Heads were scratched in many security circles on Monday, Nov. 20, when IDF Chief of Staff Lt. Gen. Gady Eisenkot was heard to declare that the fact that “Iran and terrorist groups were very far from the place they hoped to attain” was down to “continuous quality operations.” The IDF would continue to foil their efforts, he said, while keeping one eye on the security situation in the north and keeping to its commitment to protect Israel’s civilians.
Speaking during a tour of the Bashan Division on the Golan, Eisenkot did not specify the place that Iran “hoped to attain” or the place it had reached in consequence of IDF operations.
The general typically calls on this sort of vague, bombastic rhetoric for obscuring shortcomings or blunders. He has been caught using it to misrepresent the balance of strength in the Gaza standoff with Hamas, although some colleagues have urged him to drop it. The trouble with the chief of staff is that, on the one hand, he invites his officers to freely express their opinions, while, on the other, he is deaf to criticism or any opinion that conflicts with his own. This personality defect has persuaded more and more military officers on active duty and in the reserves to determine in recent months that the IDF is not ready for the next war, especially on the northern front.
Eisenkott has clearly made up his mind that Tehran is planning to deploy a large Iranian military force in Syria on the scale of a division and-a-half which the IDf must be geared to combat. Tehran – i.e. its Mid-East war commander, the Al-Qods chief Gen. Qassem Soleimani (whose remit also includes the Gaza Strip).
But this perception misses the facts. Contrary to Eisenkot’s evaluation, the Iranians never depart from their proxy strategy. Soleimani is accordingly putting together a Syrian army of local, pro-Iranian militias for the conduct of synchronized operations on multiple fronts. This strategy replicates the Shiite militia model which works for Tehran in Lebanon and Iraq. There are no Iranian troops in either country, only surrogate militias, some of them stronger and better armed than the national armies of Iraq and Lebanon. The most notorious example being Hizballah.
Although Hizballah is making good progress in planting those militias in southern Syria, Eisenkot has not ordered the IDF to thwart the project – or even strike their training camps and command centers. Some 2,000 recruits have joined up in the Daraa region, many of them former rebels, who fought with the US and Israeli armies before the Daraa and Quneitra regions (opposite the Jordanian and Israel Golan borders) were captured by the Syrian army with Russian help in June. The Iranian Revolutionary Guards pays each a generous $250 per month, to buy their combat experience and priceless knowledge of IDF methods of operation on Israel’s northern border from years of exposure and personal acquaintance with its commanders.

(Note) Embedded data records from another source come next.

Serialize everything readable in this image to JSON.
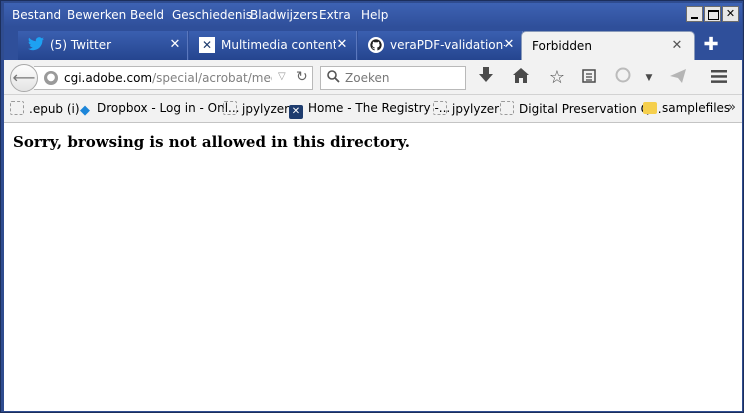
{
  "menubar": {
    "items": [
      {
        "label": "Bestand"
      },
      {
        "label": "Bewerken"
      },
      {
        "label": "Beeld"
      },
      {
        "label": "Geschiedenis"
      },
      {
        "label": "Bladwijzers"
      },
      {
        "label": "Extra"
      },
      {
        "label": "Help"
      }
    ],
    "window_buttons": {
      "minimize": "minimize",
      "maximize": "maximize",
      "close": "✕"
    }
  },
  "tabs": [
    {
      "label": "(5) Twitter",
      "icon": "twitter-icon",
      "active": false
    },
    {
      "label": "Multimedia content - ...",
      "icon": "registry-icon",
      "active": false
    },
    {
      "label": "veraPDF-validation-...",
      "icon": "github-icon",
      "active": false
    },
    {
      "label": "Forbidden",
      "icon": "",
      "active": true
    }
  ],
  "navbar": {
    "url_host": "cgi.adobe.com",
    "url_path": "/special/acrobat/mediaplayer",
    "search_placeholder": "Zoeken"
  },
  "bookmarks": [
    {
      "label": ".epub (i)",
      "icon": "blank"
    },
    {
      "label": "Dropbox - Log in - Onl...",
      "icon": "dropbox"
    },
    {
      "label": "jpylyzer",
      "icon": "blank"
    },
    {
      "label": "Home - The Registry -...",
      "icon": "registry"
    },
    {
      "label": "jpylyzer",
      "icon": "blank"
    },
    {
      "label": "Digital Preservation Q...",
      "icon": "blank"
    },
    {
      "label": "samplefiles",
      "icon": "folder"
    }
  ],
  "content": {
    "message": "Sorry, browsing is not allowed in this directory."
  },
  "colors": {
    "frame": "#2f4c8f",
    "toolbar": "#f2f2f2",
    "twitter": "#1da1f2"
  }
}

Soleimani plans to deploy these militias opposite Israel’s Golan lines. It was to this plan which Maj. Gen Yoel Strick, OC of the IDF’s Northern Command referred when he commented on Sunday, Nov. 18, that the Israeli military is well aware of Hizballah’s actions for establishing “a terrorist structure on the Golan” and the Lebanese terrorist group will not be allowed to go through with it. Strick’s words have not so far been backed by deeds.

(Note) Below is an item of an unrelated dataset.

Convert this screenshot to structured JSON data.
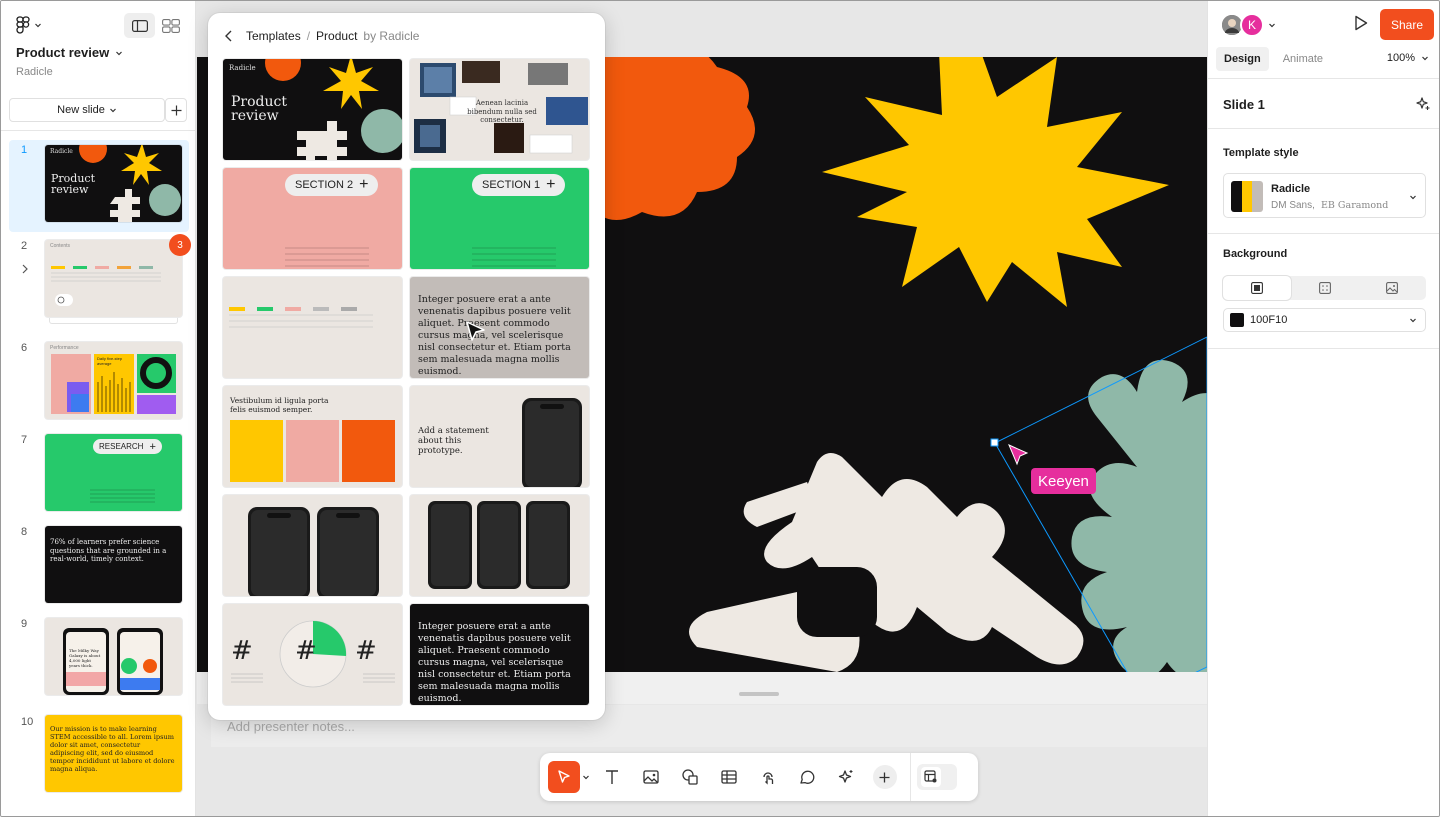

Gen. Eisenkot displayed his tendency to fudge on serious security issues when he stated that the IDF had hampered Iran’s effort to arm Hizballah with precision-guided rockets. He was backed by Prime Minister Binyamin Netanyahu (who is now also defense minister) who reported a “slowdown in Iranian arms shipments to Syria” to account for the pause in Israeli air strikes in Syria. However, according to the Western military observers tracking Iran’s steps in Syria and Lebanon, this major upgrade of Hizballah’s surface rocket arsenal is still ongoing undisturbed, after Israel and its air force refrained from interfering. Still, Eisenkot’s missed perspective is shared by some IDF officers.